Safe To Death
We watched a movie last night called The Maldonado Miracle. It's the story of a small border town in California, devastated by a failing local economy, being revitalized by a miracle that happens in the small Catholic church in town. A life-size crucifix appears to have blood streaming from it's eyes. The town becomes a religious destination and business starts booming again. Besides Peter Fonda being cast as the priest. . .the movie worked fairly well. There was one line in particular that seemed to sum things up for me. Towards the end of the movie, when it seemed as if the miracle had not been genuine after all (I won't tell you if it was or not), the Mexican lady who had originally discovered it is arguing with the priest who is getting ready to wash the blood off the crucifix. She says, "The difference between you and me Padre is that you need proof that there was a miracle, while I need proof that there wasn't." There is a world of difference in those two approaches to discovering truth.
I actually didn't think much about it until this morning when I was reading from The Prologue of Ochrid (a collection of the lives of saints and homilies) for June 19. I'll quote:
Saint Jude was one of the Twelve Apostles. He was the son of Joseph and Salome and the brother of James, the brother of the Lord. With Salome, the daughter of Angeja the son of Varahina, the brother of Zacharias, Joseph the carpenter had four sons: James, Hosea, Simon and Jude. This Jude is sometimes called: "Jude, the brother of James" because of his more famous brother (St. Luke 6:16 Acts 1:14). St. Jude begins his epistle in this manner: "Jude, the servant of Jesus Christ and the brother of James" (St. Jude 1:1).
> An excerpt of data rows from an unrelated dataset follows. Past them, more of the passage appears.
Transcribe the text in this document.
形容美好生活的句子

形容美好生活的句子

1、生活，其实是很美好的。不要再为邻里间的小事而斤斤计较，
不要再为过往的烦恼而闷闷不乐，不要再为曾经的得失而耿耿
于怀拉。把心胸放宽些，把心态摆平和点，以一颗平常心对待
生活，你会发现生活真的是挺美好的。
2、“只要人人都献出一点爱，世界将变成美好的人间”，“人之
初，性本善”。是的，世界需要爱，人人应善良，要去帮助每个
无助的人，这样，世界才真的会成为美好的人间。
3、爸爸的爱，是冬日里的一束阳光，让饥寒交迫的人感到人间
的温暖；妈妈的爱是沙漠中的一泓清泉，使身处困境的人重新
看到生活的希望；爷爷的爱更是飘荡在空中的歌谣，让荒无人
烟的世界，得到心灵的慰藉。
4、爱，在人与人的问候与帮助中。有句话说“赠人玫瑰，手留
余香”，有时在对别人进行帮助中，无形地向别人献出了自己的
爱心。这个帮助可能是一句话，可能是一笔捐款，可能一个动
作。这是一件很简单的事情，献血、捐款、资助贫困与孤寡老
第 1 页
Even though he could be called the brother of the Lord as much as James, he did not do this out of humility and shame for, in the beginning, he did not believe Christ the Lord.As I read this I realized how extraordinarily difficult it would have been to be a step-brother of Jesus and recognize Him as the Son of God. Jesus, being fully human, must have seemed so "ordinary" to members of His family that they simply could not believe it. But then again, perhaps that's not it at all. Perhaps we are all so crushed and disappointed by having dream after dream come to nothing in our lives, that we protect ourselves against further disappointment by "requiring proof" when something miraculous happens. We start living as skeptics rather than believers. In the face of death, which surrounds us in one form or another throughout our lives, we gradually start to believe in the primacy of death and lose hope in life. Perhaps that is the real source of our inability to believe in the miraculous. It's just safer not to.